El primer premio del concurso de Dezeen, sin embargo, se lo llevó la casa de estilo georgiano resistente a las inundaciones diseñada por The D*Haus Company. Su propuesta describe un futuro en el que la subida del nivel del mar provoca inundaciones masivas en las ciudades costeras. Las viviendas tradicionales serían sustituidas por casas de madera fabricadas con elementos prefabricados de madera contrachapada y elevadas del agua con la ayuda de plataformas de hormigón impresas en 3D. El uso de la madera permitiría una construcción más rápida y sostenible en comparación con el uso de ladrillos. En cada vivienda se colocaría una gran escalera de madera, mientras que en lugar de un tejado, la tercera planta serviría de jardín o terraza, lo que permitiría a los residentes pasar algún tiempo al aire libre. La visión de los arquitectos era crear un diseño de casa que fusionara el atractivo histórico de las antiguas casas georgianas con las necesidades de la vida moderna y futura.


La imperiosa necesidad de reimaginar la forma de vivir

Aunque parece que las estimaciones de futuro realizadas por los arquitectos son extremadamente sombrías, podrían hacerse realidad a menos que solucionemos el cambio climático y la escasez de recursos. Cambiar la forma de construir y gestionar los edificios es un paso importante en esa dirección. Construir edificios con baja huella de carbono, como casas y torres ecológicas que sustituyen el cemento por la madera, con paneles solares que alimentan los edificios es un buen paso, pero no es suficiente. Los proyectos ecológicos de países como Australia, Países Bajos y Estados Unidos están creando modelos para que otros los sigan y los apliquen. La forma de vivir se reinventa y hay que apoyar estas iniciativas.

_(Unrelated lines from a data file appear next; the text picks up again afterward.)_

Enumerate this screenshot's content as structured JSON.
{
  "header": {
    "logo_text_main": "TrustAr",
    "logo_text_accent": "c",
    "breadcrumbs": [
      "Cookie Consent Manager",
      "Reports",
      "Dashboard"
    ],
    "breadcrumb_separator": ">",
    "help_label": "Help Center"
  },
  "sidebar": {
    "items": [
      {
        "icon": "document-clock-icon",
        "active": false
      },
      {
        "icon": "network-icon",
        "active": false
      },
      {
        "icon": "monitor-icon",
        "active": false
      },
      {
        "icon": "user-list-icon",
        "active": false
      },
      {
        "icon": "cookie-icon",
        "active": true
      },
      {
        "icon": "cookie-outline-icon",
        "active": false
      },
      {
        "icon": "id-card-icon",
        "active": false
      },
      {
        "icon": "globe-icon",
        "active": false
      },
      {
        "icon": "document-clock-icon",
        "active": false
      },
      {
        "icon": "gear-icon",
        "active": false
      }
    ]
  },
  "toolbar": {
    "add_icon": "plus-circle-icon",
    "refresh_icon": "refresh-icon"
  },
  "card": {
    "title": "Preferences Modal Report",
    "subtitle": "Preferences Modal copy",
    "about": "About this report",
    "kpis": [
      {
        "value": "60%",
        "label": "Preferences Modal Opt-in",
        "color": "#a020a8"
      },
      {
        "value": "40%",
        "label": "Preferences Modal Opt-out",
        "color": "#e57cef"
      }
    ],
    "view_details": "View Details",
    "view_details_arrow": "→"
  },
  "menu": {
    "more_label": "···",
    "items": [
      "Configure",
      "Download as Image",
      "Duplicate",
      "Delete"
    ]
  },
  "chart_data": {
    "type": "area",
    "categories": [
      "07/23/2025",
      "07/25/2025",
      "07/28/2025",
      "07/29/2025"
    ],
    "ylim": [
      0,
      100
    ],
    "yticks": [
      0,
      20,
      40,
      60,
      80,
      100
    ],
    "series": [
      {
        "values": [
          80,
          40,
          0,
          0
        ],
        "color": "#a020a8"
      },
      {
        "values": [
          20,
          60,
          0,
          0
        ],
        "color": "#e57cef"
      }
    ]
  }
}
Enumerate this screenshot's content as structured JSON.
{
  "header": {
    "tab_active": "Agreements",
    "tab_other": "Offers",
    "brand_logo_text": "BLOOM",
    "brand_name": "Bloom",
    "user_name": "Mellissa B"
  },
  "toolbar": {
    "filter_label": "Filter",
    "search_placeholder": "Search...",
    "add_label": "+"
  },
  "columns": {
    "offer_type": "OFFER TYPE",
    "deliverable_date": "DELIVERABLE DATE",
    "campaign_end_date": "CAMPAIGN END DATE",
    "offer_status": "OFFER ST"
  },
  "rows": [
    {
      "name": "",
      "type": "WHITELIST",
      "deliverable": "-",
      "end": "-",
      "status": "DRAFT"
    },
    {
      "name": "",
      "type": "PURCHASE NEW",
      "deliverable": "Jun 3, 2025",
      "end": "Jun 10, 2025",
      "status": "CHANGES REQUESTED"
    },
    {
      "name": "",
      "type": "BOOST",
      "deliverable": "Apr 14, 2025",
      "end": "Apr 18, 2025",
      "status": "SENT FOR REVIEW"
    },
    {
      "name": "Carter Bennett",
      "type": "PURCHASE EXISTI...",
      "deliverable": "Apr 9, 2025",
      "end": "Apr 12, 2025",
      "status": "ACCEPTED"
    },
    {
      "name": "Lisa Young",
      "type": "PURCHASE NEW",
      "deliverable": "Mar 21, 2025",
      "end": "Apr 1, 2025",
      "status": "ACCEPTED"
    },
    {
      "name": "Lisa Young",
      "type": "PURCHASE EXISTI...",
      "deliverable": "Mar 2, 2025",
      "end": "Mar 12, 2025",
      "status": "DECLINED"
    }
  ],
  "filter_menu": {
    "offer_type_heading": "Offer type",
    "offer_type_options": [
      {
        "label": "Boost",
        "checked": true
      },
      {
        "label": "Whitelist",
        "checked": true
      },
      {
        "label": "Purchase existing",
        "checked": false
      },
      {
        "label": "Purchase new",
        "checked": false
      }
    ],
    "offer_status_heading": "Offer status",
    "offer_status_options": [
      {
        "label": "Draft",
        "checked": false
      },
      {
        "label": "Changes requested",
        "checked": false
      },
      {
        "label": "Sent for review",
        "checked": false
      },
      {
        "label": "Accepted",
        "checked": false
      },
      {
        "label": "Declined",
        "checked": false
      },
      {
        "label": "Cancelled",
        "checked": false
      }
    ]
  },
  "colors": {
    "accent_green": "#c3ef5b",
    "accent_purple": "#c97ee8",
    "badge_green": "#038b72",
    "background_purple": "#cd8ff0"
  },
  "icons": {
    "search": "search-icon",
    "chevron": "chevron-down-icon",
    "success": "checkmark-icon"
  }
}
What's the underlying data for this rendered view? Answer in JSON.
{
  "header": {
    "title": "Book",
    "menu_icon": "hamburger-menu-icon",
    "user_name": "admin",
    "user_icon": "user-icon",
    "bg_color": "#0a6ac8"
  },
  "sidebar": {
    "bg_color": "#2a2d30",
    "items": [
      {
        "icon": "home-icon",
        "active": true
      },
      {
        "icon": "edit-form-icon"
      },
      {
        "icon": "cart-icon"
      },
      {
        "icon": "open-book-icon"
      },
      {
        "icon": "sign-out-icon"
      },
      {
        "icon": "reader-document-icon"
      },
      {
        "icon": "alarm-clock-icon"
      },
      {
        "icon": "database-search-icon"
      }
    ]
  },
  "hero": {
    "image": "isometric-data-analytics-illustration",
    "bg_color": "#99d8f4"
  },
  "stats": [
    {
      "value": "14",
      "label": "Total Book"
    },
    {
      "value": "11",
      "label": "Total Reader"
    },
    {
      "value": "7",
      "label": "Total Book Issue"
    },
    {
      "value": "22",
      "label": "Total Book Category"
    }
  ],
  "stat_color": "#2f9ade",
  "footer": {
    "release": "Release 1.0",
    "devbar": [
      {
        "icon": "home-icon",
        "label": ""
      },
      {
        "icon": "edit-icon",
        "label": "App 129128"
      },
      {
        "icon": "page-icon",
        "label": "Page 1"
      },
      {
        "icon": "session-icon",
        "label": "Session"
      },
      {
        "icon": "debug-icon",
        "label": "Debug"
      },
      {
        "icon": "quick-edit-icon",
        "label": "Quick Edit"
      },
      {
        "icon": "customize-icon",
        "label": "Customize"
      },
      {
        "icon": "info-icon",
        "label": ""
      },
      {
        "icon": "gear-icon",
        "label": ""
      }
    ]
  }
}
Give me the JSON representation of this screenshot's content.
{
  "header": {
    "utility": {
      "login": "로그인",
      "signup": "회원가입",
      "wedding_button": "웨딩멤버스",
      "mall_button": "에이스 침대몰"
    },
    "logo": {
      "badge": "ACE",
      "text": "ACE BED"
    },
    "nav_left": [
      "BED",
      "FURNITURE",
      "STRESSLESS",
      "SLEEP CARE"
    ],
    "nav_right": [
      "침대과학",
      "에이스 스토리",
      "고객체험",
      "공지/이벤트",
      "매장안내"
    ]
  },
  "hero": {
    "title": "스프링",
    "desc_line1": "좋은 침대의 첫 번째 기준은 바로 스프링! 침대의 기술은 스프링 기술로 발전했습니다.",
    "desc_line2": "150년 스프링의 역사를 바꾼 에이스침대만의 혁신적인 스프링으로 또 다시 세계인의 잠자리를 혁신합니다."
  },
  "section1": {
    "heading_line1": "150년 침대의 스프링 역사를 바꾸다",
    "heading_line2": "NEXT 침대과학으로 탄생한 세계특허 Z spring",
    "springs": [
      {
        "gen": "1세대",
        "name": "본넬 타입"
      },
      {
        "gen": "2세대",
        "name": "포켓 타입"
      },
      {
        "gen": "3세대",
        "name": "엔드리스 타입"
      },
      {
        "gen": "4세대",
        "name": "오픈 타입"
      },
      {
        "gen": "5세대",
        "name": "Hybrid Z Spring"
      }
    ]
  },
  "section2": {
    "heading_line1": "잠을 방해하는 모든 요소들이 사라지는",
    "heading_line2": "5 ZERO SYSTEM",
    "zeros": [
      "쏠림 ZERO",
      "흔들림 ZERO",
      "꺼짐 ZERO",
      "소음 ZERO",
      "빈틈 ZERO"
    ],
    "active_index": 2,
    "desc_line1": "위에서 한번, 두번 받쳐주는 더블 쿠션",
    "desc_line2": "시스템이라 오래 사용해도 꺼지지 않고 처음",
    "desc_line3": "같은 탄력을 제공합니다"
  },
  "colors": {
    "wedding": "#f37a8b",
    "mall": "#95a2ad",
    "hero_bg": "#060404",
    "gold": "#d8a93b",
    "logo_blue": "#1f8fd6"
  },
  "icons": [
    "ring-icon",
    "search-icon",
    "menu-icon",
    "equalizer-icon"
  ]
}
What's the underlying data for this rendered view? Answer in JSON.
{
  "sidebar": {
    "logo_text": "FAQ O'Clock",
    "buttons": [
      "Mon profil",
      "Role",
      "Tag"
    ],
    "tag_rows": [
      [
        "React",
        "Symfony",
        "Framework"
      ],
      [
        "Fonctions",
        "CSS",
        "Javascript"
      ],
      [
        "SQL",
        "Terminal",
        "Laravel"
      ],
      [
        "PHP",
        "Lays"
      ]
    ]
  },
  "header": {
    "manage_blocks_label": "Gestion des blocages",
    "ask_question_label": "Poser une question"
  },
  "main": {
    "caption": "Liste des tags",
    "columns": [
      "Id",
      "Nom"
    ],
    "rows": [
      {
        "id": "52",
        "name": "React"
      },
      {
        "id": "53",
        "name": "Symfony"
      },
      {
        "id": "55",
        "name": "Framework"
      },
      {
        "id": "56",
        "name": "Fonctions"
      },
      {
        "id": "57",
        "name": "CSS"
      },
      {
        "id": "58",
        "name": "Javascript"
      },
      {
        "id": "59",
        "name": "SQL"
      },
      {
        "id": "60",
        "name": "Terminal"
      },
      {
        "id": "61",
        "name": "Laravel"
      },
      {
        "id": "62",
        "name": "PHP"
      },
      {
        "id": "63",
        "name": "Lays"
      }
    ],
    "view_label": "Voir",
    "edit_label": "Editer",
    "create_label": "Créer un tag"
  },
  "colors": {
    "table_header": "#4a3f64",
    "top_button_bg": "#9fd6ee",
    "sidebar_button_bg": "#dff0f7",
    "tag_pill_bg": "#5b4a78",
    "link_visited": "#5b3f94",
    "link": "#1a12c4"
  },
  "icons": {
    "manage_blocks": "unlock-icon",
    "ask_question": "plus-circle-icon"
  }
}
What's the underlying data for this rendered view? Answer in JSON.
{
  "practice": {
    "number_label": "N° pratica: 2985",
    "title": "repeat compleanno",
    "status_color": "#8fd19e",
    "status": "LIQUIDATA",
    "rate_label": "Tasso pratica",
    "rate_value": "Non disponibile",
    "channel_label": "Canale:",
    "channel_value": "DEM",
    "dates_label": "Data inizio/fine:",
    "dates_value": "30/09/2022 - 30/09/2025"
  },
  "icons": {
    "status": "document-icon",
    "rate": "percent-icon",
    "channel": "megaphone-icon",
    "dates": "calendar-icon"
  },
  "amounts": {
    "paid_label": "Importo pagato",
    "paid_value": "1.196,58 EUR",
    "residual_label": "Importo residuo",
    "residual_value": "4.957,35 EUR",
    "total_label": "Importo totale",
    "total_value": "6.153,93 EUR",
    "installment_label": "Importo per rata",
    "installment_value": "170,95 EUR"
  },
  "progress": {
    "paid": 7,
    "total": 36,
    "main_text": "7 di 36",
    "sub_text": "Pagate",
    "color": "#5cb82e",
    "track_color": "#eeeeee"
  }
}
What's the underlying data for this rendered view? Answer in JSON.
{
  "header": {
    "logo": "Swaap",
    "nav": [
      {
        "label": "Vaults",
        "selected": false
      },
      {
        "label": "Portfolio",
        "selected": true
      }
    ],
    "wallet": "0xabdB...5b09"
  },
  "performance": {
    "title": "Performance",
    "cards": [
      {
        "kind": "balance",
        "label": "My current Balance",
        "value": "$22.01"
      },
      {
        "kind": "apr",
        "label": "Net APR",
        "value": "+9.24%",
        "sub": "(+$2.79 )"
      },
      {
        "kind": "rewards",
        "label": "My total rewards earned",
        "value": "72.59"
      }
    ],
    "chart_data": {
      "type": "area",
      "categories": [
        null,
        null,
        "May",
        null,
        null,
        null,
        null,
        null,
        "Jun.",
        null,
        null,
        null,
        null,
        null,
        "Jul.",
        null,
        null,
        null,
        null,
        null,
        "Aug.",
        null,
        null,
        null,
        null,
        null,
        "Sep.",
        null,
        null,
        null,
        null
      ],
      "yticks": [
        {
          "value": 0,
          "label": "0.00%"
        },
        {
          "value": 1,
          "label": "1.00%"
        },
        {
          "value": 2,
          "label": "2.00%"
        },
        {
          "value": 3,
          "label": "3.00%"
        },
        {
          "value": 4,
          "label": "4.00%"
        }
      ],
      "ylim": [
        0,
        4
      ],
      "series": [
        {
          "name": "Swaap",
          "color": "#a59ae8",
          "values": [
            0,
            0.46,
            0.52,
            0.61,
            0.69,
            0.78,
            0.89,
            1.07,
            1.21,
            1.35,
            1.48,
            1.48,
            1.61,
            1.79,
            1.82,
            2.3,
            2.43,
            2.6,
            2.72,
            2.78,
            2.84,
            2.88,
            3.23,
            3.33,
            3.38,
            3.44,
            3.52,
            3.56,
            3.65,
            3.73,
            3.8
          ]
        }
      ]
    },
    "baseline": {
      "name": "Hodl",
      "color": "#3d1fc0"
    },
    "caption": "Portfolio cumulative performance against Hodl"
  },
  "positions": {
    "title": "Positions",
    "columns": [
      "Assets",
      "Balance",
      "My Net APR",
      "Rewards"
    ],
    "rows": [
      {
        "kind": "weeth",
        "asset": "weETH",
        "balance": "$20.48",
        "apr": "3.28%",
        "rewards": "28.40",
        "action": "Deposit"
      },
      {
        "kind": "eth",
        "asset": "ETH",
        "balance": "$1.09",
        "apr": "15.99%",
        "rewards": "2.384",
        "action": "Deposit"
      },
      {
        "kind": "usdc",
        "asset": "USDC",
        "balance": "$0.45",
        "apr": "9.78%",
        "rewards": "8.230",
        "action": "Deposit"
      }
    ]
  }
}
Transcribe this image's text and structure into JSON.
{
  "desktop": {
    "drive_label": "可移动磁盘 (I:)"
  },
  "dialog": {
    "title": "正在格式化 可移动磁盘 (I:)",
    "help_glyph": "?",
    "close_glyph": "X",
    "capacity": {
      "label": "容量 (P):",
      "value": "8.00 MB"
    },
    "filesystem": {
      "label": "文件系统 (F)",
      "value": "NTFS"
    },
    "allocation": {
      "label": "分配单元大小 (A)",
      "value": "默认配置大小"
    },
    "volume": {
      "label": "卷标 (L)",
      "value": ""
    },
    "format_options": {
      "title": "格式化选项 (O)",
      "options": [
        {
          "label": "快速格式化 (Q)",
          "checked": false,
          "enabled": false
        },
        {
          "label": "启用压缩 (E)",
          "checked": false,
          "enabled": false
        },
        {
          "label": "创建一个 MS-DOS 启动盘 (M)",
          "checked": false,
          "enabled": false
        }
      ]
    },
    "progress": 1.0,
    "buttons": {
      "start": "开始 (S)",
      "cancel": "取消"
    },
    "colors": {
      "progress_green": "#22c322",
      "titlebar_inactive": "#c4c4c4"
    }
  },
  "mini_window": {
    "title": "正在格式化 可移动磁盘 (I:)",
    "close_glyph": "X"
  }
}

Aún hoy, los proyectos de construcción respetuosos con el medio ambiente siguen estando sujetos a los caprichos del mercado inmobiliario, en el que influyen las políticas públicas, la economía, los avances tecnológicos y diversas dinámicas sociales. Por ejemplo, una recesión económica o una política fiscal desfavorable podrían reducir el crecimiento del mercado de la construcción ecológica. Al mismo tiempo, los millennials y las nuevas tecnologías podrían convertirse en el motor de una adopción más rápida de los edificios sostenibles. A pesar de estos factores, los edificios ecológicos son algo más que una tendencia de la construcción o un sector empresarial más orientado a la rentabilidad. Son una forma de salvar el planeta y construir un futuro mejor. Sólo por esa importante cualidad deberían sobrevivir a los obstáculos a corto plazo y transformar la forma en que construimos y vivimos.